South Africa's excess deaths surge as virus like 'wildfire'

Funeral home workers in protective suits carry the coffin of a woman who died from COVID-19 into a hearse in Katlehong, near Johannesburg, South Africa, Tuesday, July 21, 2020.  (AP Photo/Themba Hadebe)

Funeral home workers in protective suits carry the coffin of a woman who died from COVID-19 into a hearse in Katlehong, near Johannesburg, South Africa, Tuesday, July 21, 2020. (AP Photo/Themba Hadebe)

Global hot spot South Africa is seeing a "huge discrepancy" between confirmed COVID-19 deaths and much higher excess deaths from natural causes, while Africa's top health official says the coronavirus is spreading there "like wildfire."

A new report by the South African Medical Research Council, released late Wednesday, shows more than 17,000 excess deaths in South Africa from May 6 to July 14 as compared to data from the past two years, while confirmed COVID-19 deaths are 5,940.

"The numbers have shown a relentless increase — by the second week of July, there were 59 percent more deaths from natural causes than would have been expected based," the report says.

The council's president, Glenda Gray, said in a statement the excess deaths could be attributed to COVID-19 as well as to other widespread diseases such as HIV and tuberculosis while many health resources are redirected toward the pandemic.

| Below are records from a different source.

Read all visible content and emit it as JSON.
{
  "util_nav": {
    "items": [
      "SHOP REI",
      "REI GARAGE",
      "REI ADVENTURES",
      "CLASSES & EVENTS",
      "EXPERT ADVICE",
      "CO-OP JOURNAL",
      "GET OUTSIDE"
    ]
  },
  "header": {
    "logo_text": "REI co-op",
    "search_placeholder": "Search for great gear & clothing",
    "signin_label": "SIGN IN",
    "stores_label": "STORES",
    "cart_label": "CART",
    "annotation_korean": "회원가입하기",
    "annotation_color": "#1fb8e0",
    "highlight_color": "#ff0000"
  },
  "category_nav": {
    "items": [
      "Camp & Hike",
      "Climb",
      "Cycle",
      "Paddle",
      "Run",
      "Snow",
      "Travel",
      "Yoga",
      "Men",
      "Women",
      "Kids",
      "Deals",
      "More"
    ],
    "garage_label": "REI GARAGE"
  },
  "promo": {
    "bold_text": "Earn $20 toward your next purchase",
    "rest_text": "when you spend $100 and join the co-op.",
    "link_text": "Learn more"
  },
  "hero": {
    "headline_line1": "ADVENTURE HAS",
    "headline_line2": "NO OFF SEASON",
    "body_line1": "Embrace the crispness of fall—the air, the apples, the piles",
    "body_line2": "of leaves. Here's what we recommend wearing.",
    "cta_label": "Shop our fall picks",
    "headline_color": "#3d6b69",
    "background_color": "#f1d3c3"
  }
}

Meanwhile, some South Africans are thought to be avoiding health facilities as fears of the new virus spread and public hospitals are overwhelmed.

"In all countries with COVID-19, we are seeing this," Health Minister Zweli Mkhize said of the report.

South Africa now has the world's fifth largest caseload. It makes up more than half the confirmed cases on the African continent with 394,948, and the toll is expected to surpass 400,000 by the end of Thursday.

Africa's 54 countries now have more than 750,000 cases.

South Africa is "very concerning," the director of the Africa Centers for Disease Control and Prevention, John Nkengasong, told reporters Thursday.

And now other African countries are becoming a problem, notably Kenya, where Nkengasong said cases have "taken off very, very quickly."

East Africa's commercial hub now has more than 14,000 confirmed cases.

Local transmission of the virus has begun in many countries across the continent, and once it is seeded in vulnerable communities such as slums it "spreads like wildfire, which is what we're seeing in South Africa now," Nkengasong said.

The true number of cases in Africa is unknown, as shown by the new report in South Africa, the continent's most developed country.

Testing remains limited by shortages of supplies, with just 7.2 million tests conducted on a continent of 1.3 billion people.

Data collection is incomplete as some people are dying at home or before being tested. Few African countries were equipped to widely track deaths even before the pandemic.

"Community deaths, we just don't know how countries are capturing that," Nkengasong said.

Africa's case fatality rate in this pandemic remains relatively low at just over 2%, but that measure is weakened if authorities don't know the real number of deaths.

As cases climb, the Africa CDC director said a "universal masking of the continent is very important at this critical stage" as some officials in South Africa and elsewhere warn against pandemic fatigue.

Many countries across Africa locked down quickly as the pandemic raced across Europe and the United States, delaying its spread at home.

But economic pressures have forced most governments to loosen restrictions, though South Africa this month returned to a ban on alcohol sales to help free up precious hospital beds.

"The continent still, as a while, has a chance to fight back in a successful manner," Nkengasong said, pointing out that 37 countries still have reported less than 5,000 cases.

But those on the front lines have been hit hard: The World Health Organization said Thursday more than 10,000 health workers have been infected in its African region, which is largely sub-Saharan Africa.

WHO Africa chief Matshidiso Moeti said she isn't able to say how many workers have died as efforts to improve data collection continue.